For those who aren’t sure, digital disruption is the change that happens when new digital technologies and businesses affect the value or importance of existing goods and services.
It’s happened in the retail industry time and time again – think CDs and digitally downloaded songs, video tapes and Netflix and paperback books and e-books.
Banking hasn’t yet had a turn at being disrupted – but many say it’s happening right now.
According to the Millennial Disruption Index, those dreaded, tech-savvy 18 to 34-year-olds are the ones causing the banking disruption.
Over half (53 percent) don’t think their bank offers them anything different than other rival companies.
As well as this, 71 percent of millennials would rather go to the dentist than listen to what banks are saying.
The four leading banks in the US are all featured among the top 10 least loved brands by millennials.
Most believe that the way they access their money (68 percent) and pay for things (70 percent) in the future will be totally different.
Not all are convinced banks will become completely irrelevant, though.
Just a third (33 percent) believe they won’t need a bank at all.
Nearly half are depending on tech start-ups to overhaul the way banks operate.
They reckon that innovation will come from outside the industry instead of from one of the banks themselves.
Most (73 percent) would be more excited about a company like Google or Apple bringing out a financial service than a bank.
Apple has taken this useful morsel of information and run with it, launching Apple pay last year in the US and most recently, the UK.
Google has also launched a Google Wallet, allowing customers to send people money over email.
Another sign of the changing times is the rise in financial tech, or “fintech” companies – and a lot of the pioneers in this category are coming straight out of New Zealand.
There are the market dominators, Vend and Xero, but there are also many up-and-comers.
A recent top 100 report by the Technology Investment Network showed innovative Kiwi tech companies had the top revenue growth.
Pushpay, a payment service, topped the list of hot emerging companies.
It allows users to pay anyone through a phone app that has their debit or credit card details loaded, eliminating the need to have a banking app.
Serko, another Kiwi company mentioned on the list, helps organise employees’ cash claims, mileage, allowance and corporate credit card expenses on its cloud-based system.
Other companies that were listed as ones to watch included Transaction Services Group and Invenco.
There’s also peer-to-peer lending, where people can borrow from strangers at lower interest rate than a bank.
Harmoney is one of the first to delve into this in New Zealand, and another digital disruptor saw the value in it.

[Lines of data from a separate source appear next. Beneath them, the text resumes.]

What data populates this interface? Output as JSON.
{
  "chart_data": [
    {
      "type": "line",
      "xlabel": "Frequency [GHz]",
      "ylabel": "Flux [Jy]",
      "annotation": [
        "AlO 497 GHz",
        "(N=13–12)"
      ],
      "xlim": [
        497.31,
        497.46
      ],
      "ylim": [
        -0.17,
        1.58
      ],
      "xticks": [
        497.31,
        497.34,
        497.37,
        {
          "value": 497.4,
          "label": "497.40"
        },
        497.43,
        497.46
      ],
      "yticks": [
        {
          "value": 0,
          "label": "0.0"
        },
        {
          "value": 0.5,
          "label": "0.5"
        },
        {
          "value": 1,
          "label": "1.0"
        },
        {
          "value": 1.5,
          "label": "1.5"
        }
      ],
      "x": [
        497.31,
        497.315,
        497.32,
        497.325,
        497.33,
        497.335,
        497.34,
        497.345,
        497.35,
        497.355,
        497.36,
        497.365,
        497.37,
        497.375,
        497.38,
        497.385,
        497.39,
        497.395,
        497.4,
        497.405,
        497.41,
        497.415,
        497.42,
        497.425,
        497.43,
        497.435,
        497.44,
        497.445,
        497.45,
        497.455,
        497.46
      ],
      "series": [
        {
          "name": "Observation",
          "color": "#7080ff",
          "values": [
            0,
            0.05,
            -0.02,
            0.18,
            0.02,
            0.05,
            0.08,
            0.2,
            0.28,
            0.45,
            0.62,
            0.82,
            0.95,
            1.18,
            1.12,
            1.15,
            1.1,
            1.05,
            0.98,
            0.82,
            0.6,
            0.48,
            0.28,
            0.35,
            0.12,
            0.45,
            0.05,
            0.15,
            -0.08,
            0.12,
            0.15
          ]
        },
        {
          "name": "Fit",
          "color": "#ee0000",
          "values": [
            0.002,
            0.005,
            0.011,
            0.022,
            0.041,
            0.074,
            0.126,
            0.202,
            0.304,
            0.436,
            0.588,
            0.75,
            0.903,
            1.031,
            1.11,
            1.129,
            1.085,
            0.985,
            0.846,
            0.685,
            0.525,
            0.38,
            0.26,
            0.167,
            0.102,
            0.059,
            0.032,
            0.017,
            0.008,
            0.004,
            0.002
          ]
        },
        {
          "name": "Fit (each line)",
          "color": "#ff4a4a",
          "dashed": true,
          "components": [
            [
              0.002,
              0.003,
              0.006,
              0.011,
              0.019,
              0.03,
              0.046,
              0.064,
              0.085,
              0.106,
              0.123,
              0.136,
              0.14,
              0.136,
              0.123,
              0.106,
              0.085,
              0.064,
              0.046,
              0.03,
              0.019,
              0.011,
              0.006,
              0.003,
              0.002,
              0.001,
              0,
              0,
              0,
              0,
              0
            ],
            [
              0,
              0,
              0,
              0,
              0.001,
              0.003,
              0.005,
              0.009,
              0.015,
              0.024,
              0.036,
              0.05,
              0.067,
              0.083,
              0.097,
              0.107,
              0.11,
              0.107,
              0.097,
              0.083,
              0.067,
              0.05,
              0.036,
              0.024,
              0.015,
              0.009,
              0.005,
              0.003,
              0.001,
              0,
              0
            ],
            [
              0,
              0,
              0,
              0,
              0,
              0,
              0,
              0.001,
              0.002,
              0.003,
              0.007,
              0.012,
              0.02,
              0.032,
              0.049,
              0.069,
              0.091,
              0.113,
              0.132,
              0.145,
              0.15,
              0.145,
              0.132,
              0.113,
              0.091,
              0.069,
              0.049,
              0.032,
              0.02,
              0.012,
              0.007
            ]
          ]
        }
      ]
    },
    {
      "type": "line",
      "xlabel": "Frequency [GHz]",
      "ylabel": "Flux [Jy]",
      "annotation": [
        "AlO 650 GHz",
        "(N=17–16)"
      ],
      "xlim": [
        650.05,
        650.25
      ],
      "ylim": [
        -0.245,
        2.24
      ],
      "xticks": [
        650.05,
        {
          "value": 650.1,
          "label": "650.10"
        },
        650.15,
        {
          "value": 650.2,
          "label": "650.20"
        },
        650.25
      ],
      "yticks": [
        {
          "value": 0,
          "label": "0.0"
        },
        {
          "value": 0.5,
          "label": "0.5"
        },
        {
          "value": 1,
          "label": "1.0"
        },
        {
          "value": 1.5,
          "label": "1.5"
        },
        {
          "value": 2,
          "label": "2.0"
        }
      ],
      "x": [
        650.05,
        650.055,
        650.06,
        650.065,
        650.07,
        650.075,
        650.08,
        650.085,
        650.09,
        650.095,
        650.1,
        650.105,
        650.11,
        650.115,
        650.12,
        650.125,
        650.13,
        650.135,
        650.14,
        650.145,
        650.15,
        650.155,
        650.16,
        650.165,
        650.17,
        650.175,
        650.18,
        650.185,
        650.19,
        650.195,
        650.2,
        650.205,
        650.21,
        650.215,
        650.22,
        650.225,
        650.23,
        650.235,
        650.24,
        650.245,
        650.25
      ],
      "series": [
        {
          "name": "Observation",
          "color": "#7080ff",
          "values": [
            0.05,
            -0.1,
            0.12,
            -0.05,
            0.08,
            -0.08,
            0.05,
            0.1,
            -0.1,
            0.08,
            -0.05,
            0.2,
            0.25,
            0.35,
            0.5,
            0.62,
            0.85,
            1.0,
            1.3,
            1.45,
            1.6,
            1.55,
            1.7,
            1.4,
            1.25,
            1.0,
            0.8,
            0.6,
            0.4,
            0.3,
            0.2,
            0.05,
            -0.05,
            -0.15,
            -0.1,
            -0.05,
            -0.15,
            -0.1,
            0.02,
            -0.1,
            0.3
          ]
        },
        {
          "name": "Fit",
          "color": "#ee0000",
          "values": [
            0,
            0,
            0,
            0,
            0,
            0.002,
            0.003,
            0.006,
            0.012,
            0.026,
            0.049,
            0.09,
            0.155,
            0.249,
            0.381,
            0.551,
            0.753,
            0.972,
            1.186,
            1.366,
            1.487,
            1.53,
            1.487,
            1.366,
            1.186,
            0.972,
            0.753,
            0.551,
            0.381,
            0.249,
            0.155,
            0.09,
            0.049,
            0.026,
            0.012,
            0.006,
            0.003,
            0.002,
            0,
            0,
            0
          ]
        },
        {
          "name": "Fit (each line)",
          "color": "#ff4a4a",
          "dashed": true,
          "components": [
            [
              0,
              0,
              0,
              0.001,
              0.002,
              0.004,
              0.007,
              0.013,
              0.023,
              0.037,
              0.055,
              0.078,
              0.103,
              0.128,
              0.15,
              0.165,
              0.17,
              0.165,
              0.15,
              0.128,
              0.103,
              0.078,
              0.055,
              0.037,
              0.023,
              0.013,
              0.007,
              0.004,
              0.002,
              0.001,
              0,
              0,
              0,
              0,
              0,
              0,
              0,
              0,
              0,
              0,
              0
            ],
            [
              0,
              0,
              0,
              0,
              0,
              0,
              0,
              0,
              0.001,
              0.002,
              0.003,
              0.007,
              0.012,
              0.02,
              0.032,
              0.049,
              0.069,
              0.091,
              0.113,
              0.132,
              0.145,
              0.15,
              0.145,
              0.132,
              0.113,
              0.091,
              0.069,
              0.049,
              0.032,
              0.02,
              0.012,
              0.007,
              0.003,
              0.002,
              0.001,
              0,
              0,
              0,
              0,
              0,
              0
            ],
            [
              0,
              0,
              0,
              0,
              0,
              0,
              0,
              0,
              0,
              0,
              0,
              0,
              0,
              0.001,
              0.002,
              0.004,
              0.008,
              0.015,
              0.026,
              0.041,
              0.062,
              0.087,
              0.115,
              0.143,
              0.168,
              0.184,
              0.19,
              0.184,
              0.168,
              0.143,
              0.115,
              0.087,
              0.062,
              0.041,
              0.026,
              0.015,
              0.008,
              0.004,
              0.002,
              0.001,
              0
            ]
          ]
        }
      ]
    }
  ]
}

Trade Me acquired a 15 percent stake in the company for $7.7 million earlier this year in January.
Survival of the fittest
New Zealand banks are making genuine efforts to keep up with the times and offer digital solutions, so all hope is not yet lost.
Many banks are appealing to younger customers and demonstrating their ability to engage with social media channels – ASB is on Snapchat, while Kiwibank recently employed 19-year-old YouTube star Jamie Curry for its ad campaign.
Westpac launched an augmented-reality banking app last year.
With the app, customers can hold their debit or credit card in front of the phone’s camera and see their account details pop up in 3D.
Westpac said the app will enable customers to do 90 percent of what requires a visit to a bank online via their phone.
ASB recently gave its traditional piggybank, Kashin, a virtual makeover by introducing a new moneybox called Clever Kash.
Clever Kash aims to teach kids the concept of money in an increasingly cashless society.
Parents use an app to visualise putting notes and coins into their child’s cashless moneybox, when it’s really just going into the kid’s bank account.
ANZ took steps earlier this year to make its popular banking app goMoney available as a mobile wallet through Semble.
The contactless payments can be made through the customer’s Android phone.
It hasn’t launched yet, but ANZ started building hype for it in March this year.
With New Zealand banks competing with one another to be the most innovative and digitally savvy, none have felt the brunt of digital disruption – yet.
Most banks are aware of it, but not running scared.
After launching contactless payments in June, ANZ chief Mike Smith told The Australian he wasn’t worried about disruption in banking, as it helps keep complacency at bay.
“Am I worried about it? No. Are we very aware of it? Yes,” Smith said.